Actualisé 14.11.2019 à 19:33

Conseil d'Etat vaudoisUn tirage au sort pour changer les règles du jeu

C'est le hasard qui définira le candidat porté par la Grève du climat lors de l'élection du 9 février. Une façon de remettre en cause les processus habituels de la politique.

de
Pauline Rumpf

«Le système ne fonctionne pas, nous voulons rouvrir le débat hors du cercle des élites et proposer une politique par le bas. C'est pour cela que nous proposons une candidature collective, où on choisit moins «qui siègera» que «pour quelles idées».» C'est en ces termes qu'une dizaine de militants de la grève du climat, réunis devant le siège du Gouvernement vaudois, a annoncé une candidature inédite à l'élection complémentaire au Conseil d'Etat vaudois.

Le ou la candidat(e) portée par la grève du climat sera tiré au sort au dernier moment avant l'élection, et la campagne sera menée collectivement, avec le moins de personnalisation possible. Les militants présents ne veulent d'ailleurs même pas être cités nommément, puisqu'ils ne font que représenter un mouvement.

Questions d'efficacité

Les contours du tirage au sort seront précisés par la suite, mais il devrait être ouvert à tout membre de la grève du climat qui le souhaite. Plusieurs points restent toutefois à préciser, comme la date du tirage. «Le jour avant l'élection, ou dix jours avant», souhaitent ces activistes. Sauf que le délai pour le dépôt des listes, limitées en l'occurrence à un seul nom pour un seul siège vacant, est fixé au 23 décembre, soit un mois et demi avant l'élection, rappelle le Chancelier de l'Etat de Vaud.

«Il y a d'autres questions légales ou fonctionnelles, comme le secret des débats, ou l'adhésion au programme de législature, qui pourraient poser problème, poursuit Vincent Grandjean. Et surtout, il y a le principe de collégialité, qui garantit l'efficacité du gouvernement ainsi que la non-marginalisation de la position minoritaire. Je ne vois pas comment cela pourrait fonctionner ainsi.»

Fidèles à leur habitude, les grévistes n'ont pas l'intention de se conformer les yeux fermés aux règles du jeu. «C'est loin d'être sûr qu'on gagne ce siège, et si on l'obtient, il sera alors temps de réfléchir collectivement à la pertinence ou non d'obéir à ces règles», explique un militant.
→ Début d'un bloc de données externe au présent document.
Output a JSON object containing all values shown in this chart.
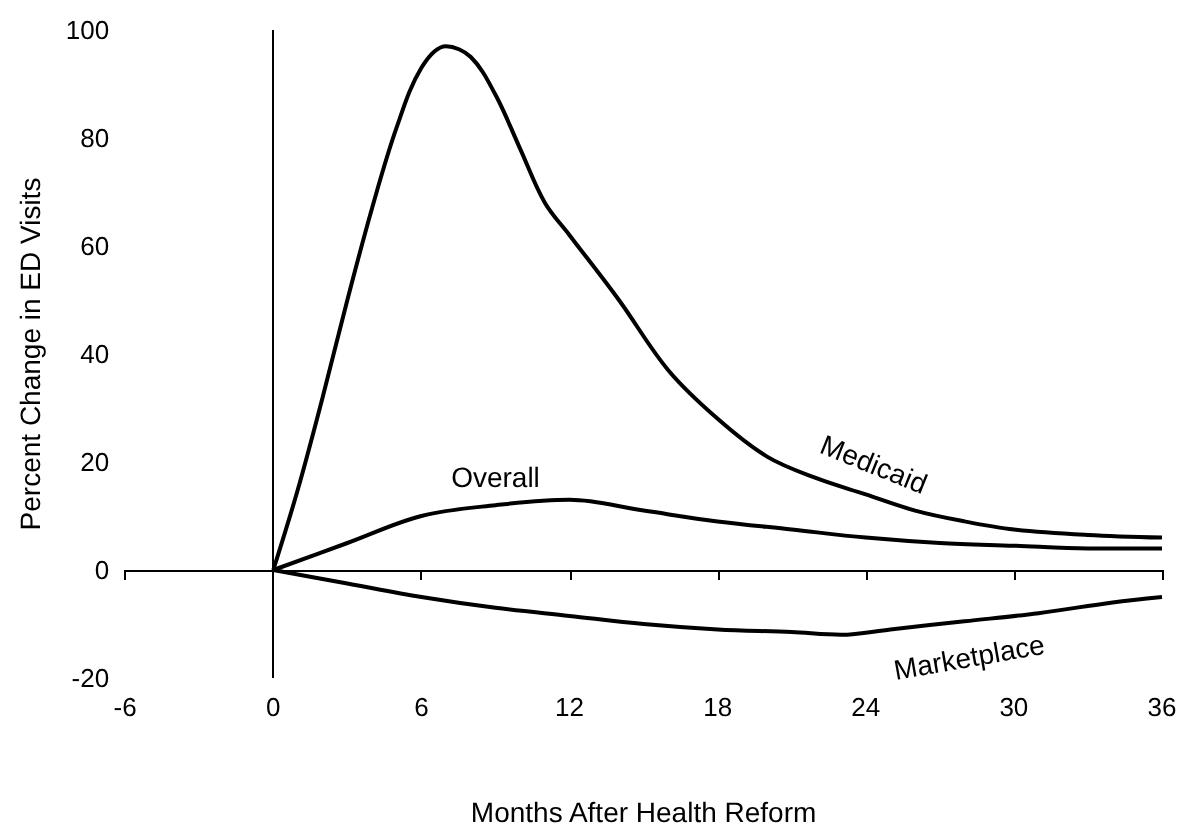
{
  "chart_data": {
    "type": "line",
    "xlabel": "Months After Health Reform",
    "ylabel": "Percent Change in ED Visits",
    "xlim": [
      -6,
      36
    ],
    "xticks": [
      -6,
      0,
      6,
      12,
      18,
      24,
      30,
      36
    ],
    "ylim": [
      -20,
      100
    ],
    "yticks": [
      -20,
      0,
      20,
      40,
      60,
      80,
      100
    ],
    "legend": false,
    "marker": "none",
    "line_style": "solid",
    "ref_lines": [
      {
        "axis": "x",
        "value": 0,
        "color": "#000000"
      }
    ],
    "series": [
      {
        "name": "Medicaid",
        "color": "#000000",
        "x": [
          0,
          1,
          2,
          3,
          4,
          5,
          6,
          7,
          8,
          9,
          10,
          11,
          12,
          14,
          16,
          18,
          20,
          22,
          24,
          26,
          28,
          30,
          33,
          36
        ],
        "values": [
          0,
          15,
          32,
          50,
          67,
          82,
          93,
          97,
          95,
          88,
          78,
          68,
          62,
          50,
          37,
          28,
          21,
          17,
          14,
          11,
          9,
          7.5,
          6.5,
          6
        ]
      },
      {
        "name": "Overall",
        "color": "#000000",
        "x": [
          0,
          3,
          6,
          9,
          12,
          15,
          18,
          21,
          24,
          27,
          30,
          33,
          36
        ],
        "values": [
          0,
          5,
          10,
          12,
          13,
          11,
          9,
          7.5,
          6,
          5,
          4.5,
          4,
          4
        ]
      },
      {
        "name": "Marketplace",
        "color": "#000000",
        "x": [
          0,
          3,
          6,
          9,
          12,
          15,
          18,
          21,
          23,
          25,
          28,
          31,
          34,
          36
        ],
        "values": [
          0,
          -2.5,
          -5,
          -7,
          -8.5,
          -10,
          -11,
          -11.5,
          -12,
          -11,
          -9.5,
          -8,
          -6,
          -5
        ]
      }
    ]
  }
}
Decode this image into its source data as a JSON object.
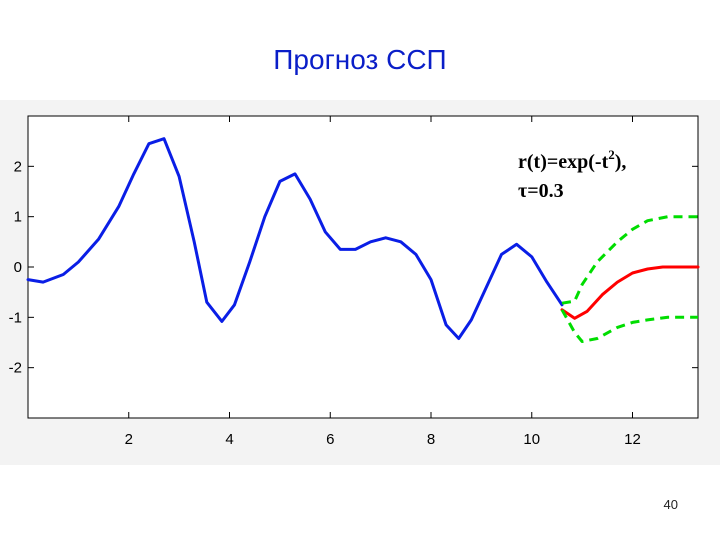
{
  "slide": {
    "title": "Прогноз ССП",
    "page_number": "40"
  },
  "colors": {
    "title": "#0a1ec8",
    "observed": "#0a1ee6",
    "forecast": "#ff0000",
    "bounds": "#00dd00"
  },
  "chart_data": {
    "type": "line",
    "title": "",
    "xlabel": "",
    "ylabel": "",
    "xlim": [
      0,
      13.3
    ],
    "ylim": [
      -3,
      3
    ],
    "xticks": [
      2,
      4,
      6,
      8,
      10,
      12
    ],
    "yticks": [
      2,
      1,
      0,
      -1,
      -2
    ],
    "grid": false,
    "annotation": {
      "line1_prefix": "r(t)=exp(-t",
      "line1_sup": "2",
      "line1_suffix": "),",
      "line2": "τ=0.3"
    },
    "series": [
      {
        "role": "observed",
        "color": "#0a1ee6",
        "style": "solid",
        "x": [
          0,
          0.3,
          0.7,
          1.0,
          1.4,
          1.8,
          2.1,
          2.4,
          2.7,
          3.0,
          3.3,
          3.55,
          3.85,
          4.1,
          4.4,
          4.7,
          5.0,
          5.3,
          5.6,
          5.9,
          6.2,
          6.5,
          6.8,
          7.1,
          7.4,
          7.7,
          8.0,
          8.3,
          8.55,
          8.8,
          9.1,
          9.4,
          9.7,
          10.0,
          10.3,
          10.6
        ],
        "y": [
          -0.25,
          -0.3,
          -0.15,
          0.1,
          0.55,
          1.2,
          1.85,
          2.45,
          2.55,
          1.8,
          0.5,
          -0.7,
          -1.08,
          -0.75,
          0.1,
          1.0,
          1.7,
          1.85,
          1.35,
          0.7,
          0.35,
          0.35,
          0.5,
          0.58,
          0.5,
          0.25,
          -0.25,
          -1.15,
          -1.42,
          -1.05,
          -0.4,
          0.25,
          0.45,
          0.2,
          -0.3,
          -0.75
        ]
      },
      {
        "role": "forecast",
        "color": "#ff0000",
        "style": "solid",
        "x": [
          10.6,
          10.85,
          11.1,
          11.4,
          11.7,
          12.0,
          12.3,
          12.6,
          13.0,
          13.3
        ],
        "y": [
          -0.85,
          -1.02,
          -0.88,
          -0.55,
          -0.3,
          -0.12,
          -0.04,
          0.0,
          0.0,
          0.0
        ]
      },
      {
        "role": "upper-bound",
        "color": "#00dd00",
        "style": "dashed",
        "x": [
          10.6,
          10.85,
          11.0,
          11.3,
          11.7,
          12.0,
          12.3,
          12.7,
          13.0,
          13.3
        ],
        "y": [
          -0.72,
          -0.68,
          -0.35,
          0.1,
          0.5,
          0.75,
          0.92,
          1.0,
          1.0,
          1.0
        ]
      },
      {
        "role": "lower-bound",
        "color": "#00dd00",
        "style": "dashed",
        "x": [
          10.6,
          10.85,
          11.0,
          11.3,
          11.7,
          12.0,
          12.3,
          12.7,
          13.0,
          13.3
        ],
        "y": [
          -0.85,
          -1.3,
          -1.48,
          -1.42,
          -1.2,
          -1.1,
          -1.05,
          -1.0,
          -1.0,
          -1.0
        ]
      }
    ]
  }
}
Quant à la vitesse de prise de décision, lorsqu'elle doit être prise collectivement, les activistes répondent qu'il est plus important de faire un choix qui convienne à tous plutôt qu'un choix immédiat. Et d'ajouter que les outils de débat qu'ils utilisent déjà ont fait leurs preuves pour prendre des décisions rapides à beaucoup.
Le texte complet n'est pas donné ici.